兄妹二人年少同台,一老生、一旦角,一刚一柔、一苍一婉,相辅相成、相得益彰。幼时每逢庙会节庆、公益演出,二人同台亮相,便是整场大戏最亮眼的景致,台下喝彩声连绵不绝、经久不息,无数老戏迷感慨,苏家文脉后继有人,三秦古腔终将长盛不衰。
那些年,是苏见闻半生最欣慰、最踏实的时光。
彼时苏班已然渐渐萧条、观众逐年减少、行业日渐式微,可只要看着台上两个孩子的身影,看着他们眼里滚烫的热爱、纯粹的赤诚,他便无所畏惧、满心笃定。哪怕世事寒凉、时代变迁、市场萧条,只要这两个天赐戏骨稳稳扎根戏台,只要这份天赋与热爱代代相传,苏家五代基业便不会断,千年秦腔文脉便不会绝。
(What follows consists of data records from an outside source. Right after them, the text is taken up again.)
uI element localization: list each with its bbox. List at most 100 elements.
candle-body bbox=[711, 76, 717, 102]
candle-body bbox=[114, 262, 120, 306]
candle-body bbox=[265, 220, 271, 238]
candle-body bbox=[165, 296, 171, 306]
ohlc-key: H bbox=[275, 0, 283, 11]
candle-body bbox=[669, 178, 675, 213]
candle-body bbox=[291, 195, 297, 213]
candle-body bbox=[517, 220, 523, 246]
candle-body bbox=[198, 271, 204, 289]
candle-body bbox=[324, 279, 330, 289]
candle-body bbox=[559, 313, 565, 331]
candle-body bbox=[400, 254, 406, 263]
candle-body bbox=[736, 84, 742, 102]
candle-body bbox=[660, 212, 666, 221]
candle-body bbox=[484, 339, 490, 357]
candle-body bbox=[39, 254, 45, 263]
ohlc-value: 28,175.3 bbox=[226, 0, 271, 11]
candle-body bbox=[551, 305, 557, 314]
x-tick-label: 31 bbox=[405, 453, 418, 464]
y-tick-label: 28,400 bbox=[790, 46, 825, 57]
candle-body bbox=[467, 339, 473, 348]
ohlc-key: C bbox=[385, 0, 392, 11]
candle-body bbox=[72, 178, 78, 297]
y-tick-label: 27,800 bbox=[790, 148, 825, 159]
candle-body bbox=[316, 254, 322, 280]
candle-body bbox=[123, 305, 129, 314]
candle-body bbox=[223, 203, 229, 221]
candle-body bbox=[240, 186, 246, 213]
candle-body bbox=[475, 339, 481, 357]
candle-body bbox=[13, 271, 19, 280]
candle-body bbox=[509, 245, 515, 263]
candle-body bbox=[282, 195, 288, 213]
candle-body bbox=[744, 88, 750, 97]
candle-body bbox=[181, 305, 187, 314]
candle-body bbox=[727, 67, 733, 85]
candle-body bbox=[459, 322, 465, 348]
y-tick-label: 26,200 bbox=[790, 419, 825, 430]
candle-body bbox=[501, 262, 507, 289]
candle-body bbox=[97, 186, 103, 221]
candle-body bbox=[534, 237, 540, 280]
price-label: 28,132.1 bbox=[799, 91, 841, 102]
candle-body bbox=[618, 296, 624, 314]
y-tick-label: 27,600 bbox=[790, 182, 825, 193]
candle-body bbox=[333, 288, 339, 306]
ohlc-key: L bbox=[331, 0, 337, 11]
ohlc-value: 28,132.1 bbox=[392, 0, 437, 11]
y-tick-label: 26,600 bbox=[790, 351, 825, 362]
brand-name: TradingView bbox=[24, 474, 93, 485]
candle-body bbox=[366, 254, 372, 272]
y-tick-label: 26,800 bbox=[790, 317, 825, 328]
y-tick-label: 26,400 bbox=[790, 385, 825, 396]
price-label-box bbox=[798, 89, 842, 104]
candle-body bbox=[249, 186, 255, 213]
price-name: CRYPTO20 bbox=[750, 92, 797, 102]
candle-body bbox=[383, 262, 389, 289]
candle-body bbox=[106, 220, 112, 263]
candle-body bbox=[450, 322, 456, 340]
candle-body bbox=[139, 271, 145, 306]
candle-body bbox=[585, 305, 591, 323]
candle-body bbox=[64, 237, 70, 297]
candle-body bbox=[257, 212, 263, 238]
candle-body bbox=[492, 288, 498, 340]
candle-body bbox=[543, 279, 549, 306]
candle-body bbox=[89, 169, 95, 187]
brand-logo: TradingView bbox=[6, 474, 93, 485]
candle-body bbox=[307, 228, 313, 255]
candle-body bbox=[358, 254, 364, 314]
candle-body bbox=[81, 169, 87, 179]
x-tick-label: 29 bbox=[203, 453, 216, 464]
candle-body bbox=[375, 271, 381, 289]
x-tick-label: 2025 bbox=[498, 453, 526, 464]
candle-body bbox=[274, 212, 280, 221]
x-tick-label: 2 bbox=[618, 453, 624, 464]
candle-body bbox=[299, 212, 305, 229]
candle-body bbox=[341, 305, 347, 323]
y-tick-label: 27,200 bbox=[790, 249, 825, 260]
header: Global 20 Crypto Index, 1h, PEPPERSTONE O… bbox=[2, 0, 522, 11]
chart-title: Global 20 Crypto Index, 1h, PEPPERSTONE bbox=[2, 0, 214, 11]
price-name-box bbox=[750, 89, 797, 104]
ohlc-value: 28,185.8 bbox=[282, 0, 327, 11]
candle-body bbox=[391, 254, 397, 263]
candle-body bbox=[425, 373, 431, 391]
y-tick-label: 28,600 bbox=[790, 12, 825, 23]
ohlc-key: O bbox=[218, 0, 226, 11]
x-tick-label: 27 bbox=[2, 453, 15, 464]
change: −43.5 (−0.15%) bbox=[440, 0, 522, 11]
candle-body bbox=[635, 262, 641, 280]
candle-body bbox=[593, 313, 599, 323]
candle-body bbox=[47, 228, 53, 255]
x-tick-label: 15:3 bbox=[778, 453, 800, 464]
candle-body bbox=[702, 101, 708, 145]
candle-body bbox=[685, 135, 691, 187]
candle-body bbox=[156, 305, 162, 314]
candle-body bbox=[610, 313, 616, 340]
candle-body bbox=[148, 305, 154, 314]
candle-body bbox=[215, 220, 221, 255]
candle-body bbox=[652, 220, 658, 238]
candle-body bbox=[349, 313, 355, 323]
他曾无数次在心底描摹未来的模样:待自己年迈退居幕后,苏宴州执掌苏班、坐镇戏台,扛起传承大旗;苏千悦打磨剧目、教习新人、深耕古韵,延续梨园风华。兄妹二人同心协力、守正创新,守住古法根韵、盘活戏班生机,让老旧秦腔走出老城、走进时代、焕发新生。